The first of these unique specimens that we shall turn our attention toward takes, of the few modes of employment offered at the time, the unenviable position of Lead Researcher in animal husbandry and containment. The second—though let us not overlook the fact that the second is truly the first if one measures such things by using the crude and archaic metric of who first entered into existence—takes another of the job market’s pitiful scraps: Overseer of the means of consumption.

Observe with an objective eye the strain that each must undergo in his respective field of expertise. Note the triumphs and tragedies, averted catastrophe and success snatched—oft quite literally—from the gaping jaws of defeat. All this, and each brings at great sacrifice to himself and his savings, a portion of the proceeds before the great eye of society, that they may be met with favor and advancement in their respective endeavors. But o! Fickle fate, the cruel social construct constricts the overworked Overseer and sears his soul with its judgment, dismissing as unworthy the labor of the working class in silent disapproval. Is it any wonder, then, that when the Lead Researcher is showered with grants and lavished with praise, that the Overseer may take into consideration seizing the means of all production across disciplines?

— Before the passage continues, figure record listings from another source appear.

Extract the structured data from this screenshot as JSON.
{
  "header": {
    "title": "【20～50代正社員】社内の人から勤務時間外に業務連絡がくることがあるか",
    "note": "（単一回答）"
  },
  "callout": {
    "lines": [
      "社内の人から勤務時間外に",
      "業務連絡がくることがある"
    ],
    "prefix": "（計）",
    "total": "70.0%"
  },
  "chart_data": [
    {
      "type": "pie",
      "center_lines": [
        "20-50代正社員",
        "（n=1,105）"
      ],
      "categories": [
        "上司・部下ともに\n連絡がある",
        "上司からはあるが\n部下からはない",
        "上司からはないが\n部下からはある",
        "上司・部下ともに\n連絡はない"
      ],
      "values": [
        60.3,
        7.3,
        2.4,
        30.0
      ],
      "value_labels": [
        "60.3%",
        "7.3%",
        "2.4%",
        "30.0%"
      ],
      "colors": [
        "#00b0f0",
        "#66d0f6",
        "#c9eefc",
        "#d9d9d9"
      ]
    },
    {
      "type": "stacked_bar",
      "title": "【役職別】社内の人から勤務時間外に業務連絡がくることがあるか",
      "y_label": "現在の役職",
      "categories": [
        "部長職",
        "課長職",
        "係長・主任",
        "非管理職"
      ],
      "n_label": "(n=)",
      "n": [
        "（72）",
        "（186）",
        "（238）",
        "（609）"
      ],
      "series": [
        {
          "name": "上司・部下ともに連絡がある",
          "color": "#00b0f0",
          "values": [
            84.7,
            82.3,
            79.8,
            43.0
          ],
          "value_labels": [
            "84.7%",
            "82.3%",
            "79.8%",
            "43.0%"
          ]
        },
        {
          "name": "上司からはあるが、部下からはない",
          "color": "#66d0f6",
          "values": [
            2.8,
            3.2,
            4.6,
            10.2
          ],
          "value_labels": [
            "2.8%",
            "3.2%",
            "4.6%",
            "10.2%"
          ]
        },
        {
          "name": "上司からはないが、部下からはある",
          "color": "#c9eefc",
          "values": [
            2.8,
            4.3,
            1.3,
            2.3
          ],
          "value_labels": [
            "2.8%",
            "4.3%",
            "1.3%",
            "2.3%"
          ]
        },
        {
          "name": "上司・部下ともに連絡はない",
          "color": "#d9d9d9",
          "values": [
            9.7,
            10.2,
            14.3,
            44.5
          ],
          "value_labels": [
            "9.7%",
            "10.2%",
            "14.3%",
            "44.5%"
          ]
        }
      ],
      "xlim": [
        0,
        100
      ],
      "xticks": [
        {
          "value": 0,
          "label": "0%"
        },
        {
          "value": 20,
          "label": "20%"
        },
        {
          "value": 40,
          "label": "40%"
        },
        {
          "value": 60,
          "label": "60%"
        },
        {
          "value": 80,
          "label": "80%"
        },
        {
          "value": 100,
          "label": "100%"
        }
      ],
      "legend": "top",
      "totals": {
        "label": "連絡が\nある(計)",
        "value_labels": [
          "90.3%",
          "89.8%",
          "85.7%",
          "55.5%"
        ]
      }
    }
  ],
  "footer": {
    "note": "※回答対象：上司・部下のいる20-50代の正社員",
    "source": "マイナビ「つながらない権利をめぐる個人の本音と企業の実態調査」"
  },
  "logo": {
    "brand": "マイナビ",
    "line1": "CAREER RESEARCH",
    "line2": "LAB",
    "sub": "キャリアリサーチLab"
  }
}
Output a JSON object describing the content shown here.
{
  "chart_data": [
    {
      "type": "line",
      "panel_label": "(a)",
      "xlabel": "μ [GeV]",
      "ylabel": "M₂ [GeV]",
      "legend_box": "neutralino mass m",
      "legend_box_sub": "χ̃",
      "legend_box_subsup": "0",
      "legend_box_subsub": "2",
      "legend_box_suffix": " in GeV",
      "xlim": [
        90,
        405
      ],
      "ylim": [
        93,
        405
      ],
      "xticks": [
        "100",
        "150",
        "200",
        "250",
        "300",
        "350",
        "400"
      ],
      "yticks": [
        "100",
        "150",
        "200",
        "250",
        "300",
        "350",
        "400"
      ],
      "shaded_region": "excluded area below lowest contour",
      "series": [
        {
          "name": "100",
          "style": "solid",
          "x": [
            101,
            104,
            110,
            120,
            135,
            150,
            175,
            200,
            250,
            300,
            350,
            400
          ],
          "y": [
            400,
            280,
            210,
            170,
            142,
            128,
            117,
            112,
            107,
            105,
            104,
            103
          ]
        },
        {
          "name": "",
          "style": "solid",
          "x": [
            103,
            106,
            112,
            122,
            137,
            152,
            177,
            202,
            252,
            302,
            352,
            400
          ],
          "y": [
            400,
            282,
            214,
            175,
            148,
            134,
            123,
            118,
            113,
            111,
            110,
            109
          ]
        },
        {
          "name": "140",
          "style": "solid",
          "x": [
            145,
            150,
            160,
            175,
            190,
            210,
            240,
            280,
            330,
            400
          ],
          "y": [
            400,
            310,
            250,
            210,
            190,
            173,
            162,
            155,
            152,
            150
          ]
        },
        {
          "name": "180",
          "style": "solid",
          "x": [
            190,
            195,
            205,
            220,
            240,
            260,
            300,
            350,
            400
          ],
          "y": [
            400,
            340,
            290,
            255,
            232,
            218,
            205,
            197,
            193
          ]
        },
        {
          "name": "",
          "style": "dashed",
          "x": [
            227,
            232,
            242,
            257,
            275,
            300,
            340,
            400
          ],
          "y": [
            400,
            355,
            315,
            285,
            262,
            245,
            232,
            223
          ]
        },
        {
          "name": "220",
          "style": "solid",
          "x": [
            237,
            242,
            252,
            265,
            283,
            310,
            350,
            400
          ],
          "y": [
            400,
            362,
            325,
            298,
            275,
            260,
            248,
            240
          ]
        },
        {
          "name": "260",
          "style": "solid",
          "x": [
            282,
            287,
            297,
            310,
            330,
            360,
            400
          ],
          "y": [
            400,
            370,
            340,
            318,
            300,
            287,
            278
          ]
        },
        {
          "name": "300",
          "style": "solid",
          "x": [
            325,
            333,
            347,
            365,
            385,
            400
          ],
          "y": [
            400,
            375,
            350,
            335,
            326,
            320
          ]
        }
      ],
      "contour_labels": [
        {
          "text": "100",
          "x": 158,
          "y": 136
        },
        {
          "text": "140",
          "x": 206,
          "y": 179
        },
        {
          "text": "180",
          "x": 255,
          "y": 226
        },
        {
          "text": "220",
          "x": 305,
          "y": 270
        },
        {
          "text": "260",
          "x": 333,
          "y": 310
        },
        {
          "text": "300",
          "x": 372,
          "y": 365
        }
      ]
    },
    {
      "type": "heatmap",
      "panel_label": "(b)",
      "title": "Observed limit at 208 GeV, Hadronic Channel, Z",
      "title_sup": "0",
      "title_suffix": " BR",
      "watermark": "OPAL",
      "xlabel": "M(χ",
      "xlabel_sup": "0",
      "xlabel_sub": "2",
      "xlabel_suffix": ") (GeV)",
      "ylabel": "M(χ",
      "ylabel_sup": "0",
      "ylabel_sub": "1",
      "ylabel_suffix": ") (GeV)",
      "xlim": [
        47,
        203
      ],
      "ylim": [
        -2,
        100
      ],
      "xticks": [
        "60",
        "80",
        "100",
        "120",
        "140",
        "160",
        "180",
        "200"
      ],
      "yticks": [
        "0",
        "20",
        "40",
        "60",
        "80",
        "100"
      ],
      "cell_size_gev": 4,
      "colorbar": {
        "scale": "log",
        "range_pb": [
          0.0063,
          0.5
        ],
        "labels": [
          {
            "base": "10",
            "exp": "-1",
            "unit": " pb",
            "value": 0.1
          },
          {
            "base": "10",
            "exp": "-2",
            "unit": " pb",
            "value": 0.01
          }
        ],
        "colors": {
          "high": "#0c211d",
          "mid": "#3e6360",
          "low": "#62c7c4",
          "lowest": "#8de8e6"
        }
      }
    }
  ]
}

Yet society cannot let alone the overburdened Overseer nor leave him to his desperate internal struggle. Instead it lays upon his shoulders heavy reprimand for these passing considerations which, to society, are plain and obvious to see as the nose on one's face. A warning, yes, and even a mark on his record which brings the volcanic wrath of the overlooked Overseer brimful and boiling over. In a desperate bid to ensure his place in society, to consolidate the market, and to rid himself of the torment of observing privilege in action, he negotiates an alternate cranial configuration for the Lead Researcher and they part ways in a rather permanent, hostile, and irreversible manner.

In such primitive times, communities are rarely much larger than a single family unit and so there is not much that society can overlook. Once again, the Overseer is addressed by the great eye of society and a full accounting of all familial connections and their whereabouts is demanded of him. What, then, is the recourse of such an individual, burdened by actions which may be construed as unconscionable and which are certainly novel, daring, and unknown in their time? The wisest course of action must be to decry the implications that one is part of a surveillance state.

This answer, of course, is dissatisfactory and the great eye of society brings to bear forensic evidence—albeit a touch anthropomorphized for dramatic purposes—to seal the fate of the unfortunate monopolist. The market, he is told, will be ever bear and never bull, and that his best option is to remove himself from the vicinity and take up some form of itinerant business dealings. The objection of cruel and unusual punishment is then raised, and society allows for a modicum of mercy, granting the beleaguered and downtrodden Overseer all appropriate documentations of protection to keep any other enterprising monopolist from reconfiguring his cranium in a similar manner.